Outra questão importante para a política externa são as assimetrias regionais, a assimetria crescente entre o Brasil e os países vizinhos. Este é um fato gerado pelas próprias dimensões territoriais e econômicas do Brasil, pela diversidade do seu parque produtivo. É um desafio que se revela nos desequilíbrios comerciais, no fato de haver muito mais investimentos brasileiros nos outros países do que desses países sul-americanos no Brasil. Essa preocupação está na base da política que vem sendo executada: o reconhecimento dessas assimetrias, que antes não eram reconhecidas, e o tratamento generoso, fruto da responsabilidade que o Brasil tem em relação aos países vizinhos, como o Presidente costuma dizer. Somos o país com o maior número de vizinhos no mundo - depois da China e da Rússia, que têm, cada uma, 14 países vizinhos; o Brasil tem 10. Esse fato traz grande complexidade para a política externa que os senhores, formandos do Instituto Rio Branco, terão de conduzir no futuro. Será um desafio maior do que o de hoje.
Há, ainda, o desafio de luta pela desconcentração de poder. O sistema internacional se caracteriza por uma extraordinária concentração de poder, tanto político, quanto econômico, tecnológico e militar. Essa luta se manifesta, por exemplo, na candidatura brasileira ao Conselho de Segurança das Nações Unidas, na participação do Brasil como parte do G-5 junto ao G-8, na criação do Foro IBAS de coordenação com a Índia e com a África do Sul, para, justamente, articular alianças com os grandes Estados da periferia na sua ação de desconcentração de poder. Essa luta pela desconcentração de poder também se verifica no campo econômico, como foi a atuação G-20 comercial, na Rodada de Doha da OMC. Pela primeira vez, os países em desenvolvimento conseguiram se articular para enfrentar aquilo que, normalmente, era uma decisão tomada pelos chamados "grandes países comerciantes", que negociavam entre si e nos apresentavam uma solução fechada. Os países em desenvolvimento não tinham outra opção, senão aceitar aquela solução. A criação do G-20 e o próprio fato de a rodada não ter terminado - poderia ter terminado, se o Brasil e os demais países em desenvolvimento tivessem aceito as propostas feitas pelos países desenvolvidos - mostram essa mudança. O G-20 financeiro é outro exemplo: pela primeira vez na história, os países em desenvolvimento estão tendo participação destacada na reorganização do sistema financeiro internacional.

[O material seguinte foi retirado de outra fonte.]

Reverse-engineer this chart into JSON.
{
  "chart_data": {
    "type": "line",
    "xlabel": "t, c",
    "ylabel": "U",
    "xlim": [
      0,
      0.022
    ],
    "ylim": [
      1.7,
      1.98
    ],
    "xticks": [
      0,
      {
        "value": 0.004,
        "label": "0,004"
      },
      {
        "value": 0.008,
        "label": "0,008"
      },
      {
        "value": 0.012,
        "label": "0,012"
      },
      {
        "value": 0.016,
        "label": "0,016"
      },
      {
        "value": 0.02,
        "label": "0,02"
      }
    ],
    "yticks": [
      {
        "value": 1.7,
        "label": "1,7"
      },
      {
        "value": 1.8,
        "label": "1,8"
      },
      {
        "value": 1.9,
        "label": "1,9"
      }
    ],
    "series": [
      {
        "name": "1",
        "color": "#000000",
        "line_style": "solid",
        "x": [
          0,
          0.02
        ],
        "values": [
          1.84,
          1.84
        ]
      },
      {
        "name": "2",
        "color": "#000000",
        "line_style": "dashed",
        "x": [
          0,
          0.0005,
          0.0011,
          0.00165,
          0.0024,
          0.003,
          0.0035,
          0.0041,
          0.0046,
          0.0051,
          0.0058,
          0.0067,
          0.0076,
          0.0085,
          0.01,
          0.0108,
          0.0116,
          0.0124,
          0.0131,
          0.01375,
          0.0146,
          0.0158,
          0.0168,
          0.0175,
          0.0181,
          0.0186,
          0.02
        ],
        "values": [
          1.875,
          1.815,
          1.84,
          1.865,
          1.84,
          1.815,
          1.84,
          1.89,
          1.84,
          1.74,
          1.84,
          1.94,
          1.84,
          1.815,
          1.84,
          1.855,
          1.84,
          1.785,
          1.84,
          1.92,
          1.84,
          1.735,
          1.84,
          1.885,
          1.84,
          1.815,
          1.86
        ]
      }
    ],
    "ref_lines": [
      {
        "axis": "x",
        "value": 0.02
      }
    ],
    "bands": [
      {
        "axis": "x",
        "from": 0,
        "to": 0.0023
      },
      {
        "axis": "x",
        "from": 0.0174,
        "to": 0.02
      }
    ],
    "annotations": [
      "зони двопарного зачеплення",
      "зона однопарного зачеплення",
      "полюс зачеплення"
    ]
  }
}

Finalmente, um grande desafio da política externa - que tem relação com os outros que mencionei - é a questão da normatização das relações internacionais, a criação de normas internacionais. Essas normas podem ser mais ou menos favoráveis ao Brasil, nos diversos campos de negociação. A política externa luta para que haja uma normatização favorável ao desenvolvimento econômico brasileiro. Isso se reflete nas negociações ambientais, por exemplo, e nas outras negociações que mencionei. As normas devem ser favoráveis ao desenvolvimento da sociedade brasileira e à superação dos seus desafios internos.
Em resumo, esses são os grandes desafios que os senhores têm pela frente nos próximos 40 anos de sua carreira.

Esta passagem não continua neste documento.